Вижу в этой дикой работе нечто страшное, доведённое до безумия. Воющее чудовище, опустошая недра земли, копает пропасть под собой и, зная, что когда-то провалится в неё, озлобленно визжит тысячью голосов:

— Скорей, скорей, скорей!

В огне и громе, в дожде огненных искр работают почерневшие люди, кажется, что нет им места здесь, ибо всё вокруг грозит испепелить пламенной смертью, задавить тяжким железом; всё оглушает и слепит, сушит кровь нестерпимая жара, а они спокойно делают своё дело, возятся хозяйски уверенно, как черти в аду, ничего не боясь, всё зная.

Ворочают крепкими руками малые рычаги, и всюду — вокруг людей, над головами у них — покорно и страшно двигаются челюсти и лапы огромных машин, пережёвывая железо… Трудно понять, чей ум, чья воля главенствуют здесь! Иной раз кажется, что человек взнуздал завод и правит им, как желает, а иногда видишь, что и люди и весь завод повинуются дьяволу, а он торжественно и пакостно хохочет, видя бессмыслицу тяжкой возни, руководимой жадностью.

Говорят рабочие друг другу:

— Пора на работу вставать, эй!

Но люди на ней стоят или она их гнетёт и давит — не понимаю! Тяжела работа и властна, но остёр и ловок человеческий разум!

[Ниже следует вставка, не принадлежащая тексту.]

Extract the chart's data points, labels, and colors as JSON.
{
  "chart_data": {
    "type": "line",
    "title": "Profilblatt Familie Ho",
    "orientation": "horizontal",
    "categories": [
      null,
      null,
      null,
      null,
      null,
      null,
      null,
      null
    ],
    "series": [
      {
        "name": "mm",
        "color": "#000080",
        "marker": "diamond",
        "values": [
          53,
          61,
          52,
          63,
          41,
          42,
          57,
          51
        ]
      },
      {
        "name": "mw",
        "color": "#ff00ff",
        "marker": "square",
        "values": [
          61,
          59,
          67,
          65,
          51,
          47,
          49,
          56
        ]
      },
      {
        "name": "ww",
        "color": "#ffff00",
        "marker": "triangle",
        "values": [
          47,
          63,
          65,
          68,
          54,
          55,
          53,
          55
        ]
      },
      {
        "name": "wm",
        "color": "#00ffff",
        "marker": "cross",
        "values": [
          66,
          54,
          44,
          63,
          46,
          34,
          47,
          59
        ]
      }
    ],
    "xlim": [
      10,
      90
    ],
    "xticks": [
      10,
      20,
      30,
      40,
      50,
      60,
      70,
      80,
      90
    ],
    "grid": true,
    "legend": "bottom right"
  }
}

Порою в этом адском шуме и возне машин вдруг победительно и беззаботно вспыхнет весёлая песня, — улыбаюсь я в душе, вспоминая Иванушку-дурачка на ките по дороге в небеса за чудесной жар-птицей.

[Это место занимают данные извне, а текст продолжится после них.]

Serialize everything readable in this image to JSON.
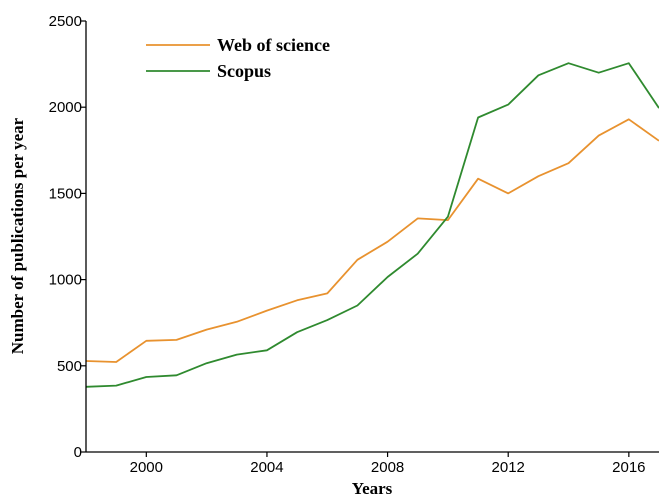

Народ на заводе — по недугу мне: всё этакие резкие люди, смелые, и хотя матерщинники, похабники и часто пьяницы, но свободный, бесстрашный народ. Не похож он на странников и холопов земли, которые обижали меня своей робостью, растерянной душой, безнадёжной печалью, мелкой жуликоватостью в делах с богом и промеж себя.